Abdah hausse les épaules. Ramasse ses vêtements. Ouvre une pochette en cuir. Se bourre les narines.
— Abdah le farouche, le mal-aimé, dit-il, avait rongé sa ceinture dans la plaine de la Bekaa. Et vendu son keffieh dans les ruines de Palmyre.
— Un récit à la troisième personne ! dit Aurore. Voilà de l’oriental. J’adore.
— Abdah, perdu si jeune, dit-il. Pour un coup de couteau. Une gourde subtilisée. C’était bien avant les guerres.
— Un haret gambade au désert, dit Aurore. Je vois comme si j’y étais. Il saute les Anglaises. Déboutonne les Pères blancs. Et chaparde. Couic, parfois ! Vous deviez être charmant, Abdah, sous vos hardes.
« Et dans cet avant-guerre épanoui au pied des monts du Liban, à Baalbek, justement, vous souvenez-vous du bal des Petits lits blancs ? Eschyle et Sophocle dans le texte. Les ballets de Balanchine. Ceux de Béjart. Mes parents m’ont raconté. Les réceptions dans les ruines du temple de Jupiter. Les agapes sous les nuits étoilées. Les parades d'or devant les famines. Les poitrines taries descendues des montagnes. Allez, Abdah, continuez !
— Ces bals, en effet… La consolation des invendues. Des niaises laissées pour compte. Des obésissimes. Des brunes trop banales. Celles qui n’embarqueraient jamais pour la Suisse. Ou la Californie. Ces odorantes trop humides que des cousins, un doigt dans leur sexe, faisaient pourtant valser jusqu’à l’aube. Par esprit de famille. Entre deux tours avec les occidentales. Si fraîches, elles. Si minces, si blondes et nouvelles.
Alexis embrasse Aurore sur le front.
— Vous avez cru l’avoir embobiné. Peine perdue. Il parle à qui s’accroupit près de lui. Vous ou une autre. Il repère les oreilles tendres et s’y accroche. Il récite sa leçon.


Aurore n’est pas dupe non plus. Mais son rôle diffère. Elle apprivoise, elle caresse. Elle sait qu’un homme se raconte lorsqu’il a peur. Elle s’assoit.

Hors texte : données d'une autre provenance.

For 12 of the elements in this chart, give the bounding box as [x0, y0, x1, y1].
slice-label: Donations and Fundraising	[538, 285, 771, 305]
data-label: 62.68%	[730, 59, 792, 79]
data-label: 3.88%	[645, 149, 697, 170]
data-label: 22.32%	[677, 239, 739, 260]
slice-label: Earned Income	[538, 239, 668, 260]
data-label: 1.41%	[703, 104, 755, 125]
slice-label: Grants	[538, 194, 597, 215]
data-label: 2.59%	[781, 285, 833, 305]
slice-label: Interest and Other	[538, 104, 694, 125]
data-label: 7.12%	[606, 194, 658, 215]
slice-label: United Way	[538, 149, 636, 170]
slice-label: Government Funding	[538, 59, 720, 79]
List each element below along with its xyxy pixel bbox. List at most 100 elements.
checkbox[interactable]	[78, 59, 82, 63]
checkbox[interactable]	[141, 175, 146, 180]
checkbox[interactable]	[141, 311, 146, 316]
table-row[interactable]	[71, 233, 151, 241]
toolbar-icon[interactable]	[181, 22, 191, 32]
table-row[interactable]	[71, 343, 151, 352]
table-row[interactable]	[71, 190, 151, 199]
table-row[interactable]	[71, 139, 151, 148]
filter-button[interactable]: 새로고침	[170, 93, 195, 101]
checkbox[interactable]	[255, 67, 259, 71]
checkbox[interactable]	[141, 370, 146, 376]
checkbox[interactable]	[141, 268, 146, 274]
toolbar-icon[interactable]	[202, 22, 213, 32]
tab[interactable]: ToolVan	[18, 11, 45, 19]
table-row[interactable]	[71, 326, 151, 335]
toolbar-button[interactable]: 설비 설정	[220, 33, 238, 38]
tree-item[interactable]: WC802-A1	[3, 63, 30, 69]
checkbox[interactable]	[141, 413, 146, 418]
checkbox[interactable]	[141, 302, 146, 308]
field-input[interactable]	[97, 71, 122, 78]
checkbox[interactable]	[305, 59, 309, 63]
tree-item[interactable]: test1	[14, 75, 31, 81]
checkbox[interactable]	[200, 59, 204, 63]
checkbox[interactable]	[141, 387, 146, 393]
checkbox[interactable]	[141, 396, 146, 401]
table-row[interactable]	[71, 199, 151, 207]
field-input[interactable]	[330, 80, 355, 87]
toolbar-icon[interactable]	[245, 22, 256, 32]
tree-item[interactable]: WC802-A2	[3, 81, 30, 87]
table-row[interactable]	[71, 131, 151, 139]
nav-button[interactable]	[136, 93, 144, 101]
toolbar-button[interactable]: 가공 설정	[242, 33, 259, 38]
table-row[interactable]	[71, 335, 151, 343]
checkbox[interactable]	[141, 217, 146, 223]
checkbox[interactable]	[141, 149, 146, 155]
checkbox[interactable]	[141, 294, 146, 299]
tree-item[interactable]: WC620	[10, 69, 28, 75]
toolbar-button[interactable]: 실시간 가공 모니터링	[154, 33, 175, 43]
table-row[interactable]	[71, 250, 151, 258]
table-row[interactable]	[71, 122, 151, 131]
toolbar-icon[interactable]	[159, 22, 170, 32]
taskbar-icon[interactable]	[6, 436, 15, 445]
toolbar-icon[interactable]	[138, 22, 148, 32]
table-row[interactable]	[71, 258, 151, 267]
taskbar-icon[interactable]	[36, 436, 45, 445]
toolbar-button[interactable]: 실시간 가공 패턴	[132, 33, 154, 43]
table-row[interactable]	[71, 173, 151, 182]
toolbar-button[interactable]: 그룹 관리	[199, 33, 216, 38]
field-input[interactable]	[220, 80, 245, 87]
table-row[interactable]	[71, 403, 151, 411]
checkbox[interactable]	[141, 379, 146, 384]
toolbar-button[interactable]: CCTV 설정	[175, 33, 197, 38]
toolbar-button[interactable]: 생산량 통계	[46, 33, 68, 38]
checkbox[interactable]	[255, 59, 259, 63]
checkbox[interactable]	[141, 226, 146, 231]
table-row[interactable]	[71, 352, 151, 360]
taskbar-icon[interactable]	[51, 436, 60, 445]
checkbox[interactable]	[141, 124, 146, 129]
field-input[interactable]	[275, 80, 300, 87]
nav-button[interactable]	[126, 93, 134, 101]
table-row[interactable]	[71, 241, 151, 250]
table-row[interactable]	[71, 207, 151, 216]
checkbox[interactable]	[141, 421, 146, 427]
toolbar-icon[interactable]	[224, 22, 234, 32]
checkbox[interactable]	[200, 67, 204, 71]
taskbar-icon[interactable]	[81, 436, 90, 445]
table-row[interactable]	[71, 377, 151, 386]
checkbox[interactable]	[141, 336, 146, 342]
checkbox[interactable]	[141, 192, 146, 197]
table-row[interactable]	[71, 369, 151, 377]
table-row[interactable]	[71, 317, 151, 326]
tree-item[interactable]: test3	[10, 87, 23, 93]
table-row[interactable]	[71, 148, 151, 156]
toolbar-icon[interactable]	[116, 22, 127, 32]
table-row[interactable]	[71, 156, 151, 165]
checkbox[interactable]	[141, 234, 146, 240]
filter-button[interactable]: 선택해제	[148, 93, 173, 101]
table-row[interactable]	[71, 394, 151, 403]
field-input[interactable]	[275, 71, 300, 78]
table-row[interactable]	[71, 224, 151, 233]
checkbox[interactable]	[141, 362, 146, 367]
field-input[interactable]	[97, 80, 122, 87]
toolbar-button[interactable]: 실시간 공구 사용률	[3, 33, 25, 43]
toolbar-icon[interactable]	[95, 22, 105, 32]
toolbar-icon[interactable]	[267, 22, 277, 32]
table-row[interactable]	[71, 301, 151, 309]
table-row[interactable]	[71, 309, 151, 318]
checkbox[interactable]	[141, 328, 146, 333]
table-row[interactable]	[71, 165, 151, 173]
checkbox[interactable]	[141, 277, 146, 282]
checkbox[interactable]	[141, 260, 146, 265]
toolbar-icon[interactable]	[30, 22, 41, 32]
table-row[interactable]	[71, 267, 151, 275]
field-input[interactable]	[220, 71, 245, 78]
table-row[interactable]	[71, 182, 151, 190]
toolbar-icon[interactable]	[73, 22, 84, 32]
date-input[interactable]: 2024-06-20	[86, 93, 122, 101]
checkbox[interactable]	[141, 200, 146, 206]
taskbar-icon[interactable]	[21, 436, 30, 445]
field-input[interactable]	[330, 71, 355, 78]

Elle fait signe à Abdah de remettre une bûche.
— Allez, mon vieux ! On vous écoute. Nous ne vous volerons rien.
— Abdah, dit-il, s’obstine à croire en sa bonne étoile. Et, un jour… enfin ! Cassé, blessé, à moitié mort de tout, Abdah est recueilli sur la route de Tyr à Beyrouth. Un banquier syrien lui rend la vie sur les cuirs d’une Rolls-Royce. Abdah touché par la grâce d’Allah.
Aurore pense, cette fois, tenir un bout du fil rouge. Alexis est moins convaincu. A son avis, Abdah s’est fait prendre dans la nasse. A Naples, les maffieux n’agissent pas autrement.
— Une villa de marbre sous les jasmins de Beit-Méri, dit Abdah. Les corps frôlés. Les soieries froissées. L’ivresse de l’éther, des pommades, des pansements. Il a trouvé, ce soir-là, mêlée au parfum des jasmins, des citrons et des lauriers, sa première sensation de bonheur. Quelle nuit…
— Et quelle Aurore ! le lendemain matin. Je vous autorise, Abdah, à utiliser mon nom à vos réveils pour votre récit. Ce sera ma contribution.